(CNN) - Boston's pain has been felt by people all over the world and the running community in particular has sympathized with the tragedy. Tens of thousands of runners in London remembered the victims, and there was also an emotional marathon in Bethlehem on Sunday.
More than five-thousand miles away from the terror that unfolded in Boston, marathon runners in Bethlehem can't help but have Boston on their minds. No one more than Karen Kjaer. She ran in the Boston marathon… and heard the explosions as she was cooling down.
"I thought this is crazy can I go to the West Bank in five or six days, but after a day or two I thought this is the right thing to do it is really important for me to be here because of Boston because of the whole situation," says Karen Kjaer.
A few feet away runner Dimitri Awad wears a T-shirt with a picture of 8-year-old Martin Richard, the youngest victim killed in the Boston bombing. "I wanted to show the people in the U.S. that we care about what's going on. It doesn't matter if a child dies from here or the U-S or even Israel. Children are our children. So, I put on this shirt here in memory of Martin. So, I hope his family knows we care," says Dimtri Awwad, Palestinian runner.
The marathon in Bethlehem was of course planned long before what happened in Boston, but with the victims fresh on the minds of runners here they are also here to send a political message about the restrictions on Palestinians movement. This is the first international marathon in the West Bank, beginning and ending at the Church of the Nativity.
The route is a tough one, mapped out by organizers, to make a point by taking runners through some of the restrictions Palestinians face daily.
Those running the full marathon had to run the same route twice, right past the massive wall that snakes through parts of the West Bank and cuts off access. Israel says the wall has successfully helped stop terror attacks from the West Bank.
And the restriction on Palestinians are for security reasons. But Palestinian officials and some runners accuse Israel of being blatantly unfair in the name of security. This year Israel refused to let 26 runners from Gaza, including an Olympic athlete, into the West Bank for the marathon saying they did not meet Israel's criteria for movement between the two areas.
At least two rockets have been fired from Gaza into Israel this year, but organizers say Palestinian athletes shouldn't be punished for the actions of others.

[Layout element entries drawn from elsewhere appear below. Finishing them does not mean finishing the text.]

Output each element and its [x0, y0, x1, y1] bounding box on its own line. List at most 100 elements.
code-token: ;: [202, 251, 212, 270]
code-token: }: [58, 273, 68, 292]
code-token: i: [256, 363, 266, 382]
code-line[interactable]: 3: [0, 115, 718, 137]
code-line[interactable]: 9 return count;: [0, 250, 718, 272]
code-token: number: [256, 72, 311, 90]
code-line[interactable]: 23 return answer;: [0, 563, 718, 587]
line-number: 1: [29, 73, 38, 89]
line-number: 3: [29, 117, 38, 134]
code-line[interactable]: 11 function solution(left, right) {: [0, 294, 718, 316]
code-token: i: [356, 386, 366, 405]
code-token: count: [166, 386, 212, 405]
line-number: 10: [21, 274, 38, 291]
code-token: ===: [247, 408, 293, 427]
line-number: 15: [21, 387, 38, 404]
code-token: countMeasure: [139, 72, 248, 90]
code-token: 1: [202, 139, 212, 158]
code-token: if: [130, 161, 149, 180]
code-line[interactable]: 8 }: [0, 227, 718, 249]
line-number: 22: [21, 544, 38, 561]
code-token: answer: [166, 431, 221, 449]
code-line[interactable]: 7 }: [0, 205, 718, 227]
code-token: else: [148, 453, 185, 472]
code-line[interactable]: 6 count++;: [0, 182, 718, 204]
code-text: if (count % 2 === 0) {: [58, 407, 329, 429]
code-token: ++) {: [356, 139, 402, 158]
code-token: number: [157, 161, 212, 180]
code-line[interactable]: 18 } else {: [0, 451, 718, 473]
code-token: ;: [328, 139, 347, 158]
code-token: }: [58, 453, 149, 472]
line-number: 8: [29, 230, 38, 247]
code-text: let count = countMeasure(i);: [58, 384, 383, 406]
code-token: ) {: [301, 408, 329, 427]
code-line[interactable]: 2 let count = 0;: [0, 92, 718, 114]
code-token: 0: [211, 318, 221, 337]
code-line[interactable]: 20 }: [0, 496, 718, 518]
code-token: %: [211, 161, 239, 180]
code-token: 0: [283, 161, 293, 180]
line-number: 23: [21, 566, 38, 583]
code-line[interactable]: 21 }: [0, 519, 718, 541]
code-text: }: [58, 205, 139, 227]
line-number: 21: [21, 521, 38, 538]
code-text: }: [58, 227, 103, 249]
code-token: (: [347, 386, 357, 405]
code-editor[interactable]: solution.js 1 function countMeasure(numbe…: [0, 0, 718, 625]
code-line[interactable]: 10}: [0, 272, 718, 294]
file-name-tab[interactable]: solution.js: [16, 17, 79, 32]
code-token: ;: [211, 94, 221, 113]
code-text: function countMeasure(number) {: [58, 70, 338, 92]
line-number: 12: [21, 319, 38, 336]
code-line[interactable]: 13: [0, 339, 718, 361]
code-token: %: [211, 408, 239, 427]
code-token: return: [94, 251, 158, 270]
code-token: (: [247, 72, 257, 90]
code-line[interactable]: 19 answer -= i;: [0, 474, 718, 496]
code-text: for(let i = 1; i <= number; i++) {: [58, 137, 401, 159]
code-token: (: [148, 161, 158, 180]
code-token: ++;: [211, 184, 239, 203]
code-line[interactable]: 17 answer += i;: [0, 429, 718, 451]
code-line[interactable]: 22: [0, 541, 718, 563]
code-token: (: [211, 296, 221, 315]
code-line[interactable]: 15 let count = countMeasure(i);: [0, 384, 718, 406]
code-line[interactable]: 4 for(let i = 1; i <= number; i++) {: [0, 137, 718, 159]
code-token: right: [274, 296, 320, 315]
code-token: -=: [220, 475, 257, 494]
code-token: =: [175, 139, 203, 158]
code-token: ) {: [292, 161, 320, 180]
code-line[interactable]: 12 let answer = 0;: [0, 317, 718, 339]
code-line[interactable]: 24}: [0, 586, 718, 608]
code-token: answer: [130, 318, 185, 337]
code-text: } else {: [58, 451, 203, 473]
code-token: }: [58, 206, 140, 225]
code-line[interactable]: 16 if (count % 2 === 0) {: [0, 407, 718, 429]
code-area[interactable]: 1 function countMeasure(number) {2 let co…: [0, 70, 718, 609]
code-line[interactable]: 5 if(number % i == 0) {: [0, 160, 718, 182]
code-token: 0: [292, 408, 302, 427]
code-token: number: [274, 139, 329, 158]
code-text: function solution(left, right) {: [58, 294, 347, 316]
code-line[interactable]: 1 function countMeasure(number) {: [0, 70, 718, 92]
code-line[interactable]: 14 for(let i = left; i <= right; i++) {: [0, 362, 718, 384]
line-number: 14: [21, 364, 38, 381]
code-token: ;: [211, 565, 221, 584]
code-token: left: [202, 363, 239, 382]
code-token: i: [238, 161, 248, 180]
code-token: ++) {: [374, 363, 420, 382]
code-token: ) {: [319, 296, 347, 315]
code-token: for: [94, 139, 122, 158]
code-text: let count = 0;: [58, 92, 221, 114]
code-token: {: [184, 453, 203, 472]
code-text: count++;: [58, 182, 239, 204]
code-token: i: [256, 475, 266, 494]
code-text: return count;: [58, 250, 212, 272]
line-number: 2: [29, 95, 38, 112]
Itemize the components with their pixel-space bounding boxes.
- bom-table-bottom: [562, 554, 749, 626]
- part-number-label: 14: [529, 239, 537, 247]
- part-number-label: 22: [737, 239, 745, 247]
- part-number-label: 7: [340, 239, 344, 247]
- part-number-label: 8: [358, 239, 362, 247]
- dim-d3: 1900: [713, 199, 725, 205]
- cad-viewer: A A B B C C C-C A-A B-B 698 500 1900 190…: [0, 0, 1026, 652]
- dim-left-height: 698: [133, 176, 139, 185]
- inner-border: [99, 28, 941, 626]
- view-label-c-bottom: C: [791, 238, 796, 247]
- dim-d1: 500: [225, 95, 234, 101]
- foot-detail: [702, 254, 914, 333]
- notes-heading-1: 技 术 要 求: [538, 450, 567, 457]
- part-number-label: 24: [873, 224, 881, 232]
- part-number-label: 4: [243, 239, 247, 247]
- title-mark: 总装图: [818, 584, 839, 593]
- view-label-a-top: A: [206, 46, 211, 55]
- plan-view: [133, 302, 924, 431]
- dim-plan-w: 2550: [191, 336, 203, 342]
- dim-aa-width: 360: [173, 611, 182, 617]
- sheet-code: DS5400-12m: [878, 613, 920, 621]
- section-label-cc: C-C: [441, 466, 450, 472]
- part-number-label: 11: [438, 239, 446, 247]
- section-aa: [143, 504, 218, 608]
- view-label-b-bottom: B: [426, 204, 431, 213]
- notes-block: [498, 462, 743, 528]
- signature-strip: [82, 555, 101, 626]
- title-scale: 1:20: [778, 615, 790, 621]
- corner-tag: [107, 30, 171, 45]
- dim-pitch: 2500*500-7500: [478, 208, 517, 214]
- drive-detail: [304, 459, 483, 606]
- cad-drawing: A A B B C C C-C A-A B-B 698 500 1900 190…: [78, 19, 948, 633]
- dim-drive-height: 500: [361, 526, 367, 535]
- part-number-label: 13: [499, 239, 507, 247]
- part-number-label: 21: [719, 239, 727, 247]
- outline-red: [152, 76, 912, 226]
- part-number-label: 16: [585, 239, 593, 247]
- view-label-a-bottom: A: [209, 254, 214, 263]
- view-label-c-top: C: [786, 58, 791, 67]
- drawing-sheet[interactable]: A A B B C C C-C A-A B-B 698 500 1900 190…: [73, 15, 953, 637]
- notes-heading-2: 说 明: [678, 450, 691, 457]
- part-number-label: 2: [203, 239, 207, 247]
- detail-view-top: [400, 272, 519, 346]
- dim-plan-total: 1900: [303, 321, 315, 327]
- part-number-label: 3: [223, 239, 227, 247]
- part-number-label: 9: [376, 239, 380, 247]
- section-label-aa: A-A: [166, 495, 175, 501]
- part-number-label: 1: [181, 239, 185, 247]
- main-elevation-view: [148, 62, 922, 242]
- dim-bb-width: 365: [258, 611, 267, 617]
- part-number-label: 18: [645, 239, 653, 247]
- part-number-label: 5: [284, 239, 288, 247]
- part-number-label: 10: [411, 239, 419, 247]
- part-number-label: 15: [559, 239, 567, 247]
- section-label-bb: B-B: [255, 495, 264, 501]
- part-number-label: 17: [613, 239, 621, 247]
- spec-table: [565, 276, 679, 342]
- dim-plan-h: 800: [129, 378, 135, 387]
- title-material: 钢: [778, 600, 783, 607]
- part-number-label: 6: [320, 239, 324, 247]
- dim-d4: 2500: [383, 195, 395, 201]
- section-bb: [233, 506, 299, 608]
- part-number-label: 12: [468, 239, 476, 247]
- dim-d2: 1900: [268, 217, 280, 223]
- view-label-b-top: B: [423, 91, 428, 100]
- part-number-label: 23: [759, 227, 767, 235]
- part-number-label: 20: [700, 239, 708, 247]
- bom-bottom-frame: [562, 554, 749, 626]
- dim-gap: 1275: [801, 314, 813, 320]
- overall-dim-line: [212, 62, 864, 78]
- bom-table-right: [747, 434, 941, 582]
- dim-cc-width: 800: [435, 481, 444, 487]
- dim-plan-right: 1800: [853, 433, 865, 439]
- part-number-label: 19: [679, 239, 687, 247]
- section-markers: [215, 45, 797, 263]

"I think it's the time now to punish the Israelis to ask the Israelis to stop their crazy racist measure and procedures against the Palestinian sports family," says Jabril Rajoub, Palestinian Olympic Committee.
Israel says the procedures are not racist or crazy, but based on making sure Israel is safe. Palestinian runner, Abdul Nasser Awajneh won the marathon, but laments his fellow runners from Gaza couldn't participate. Marathons in this part of the world can rarely avoid running into politics.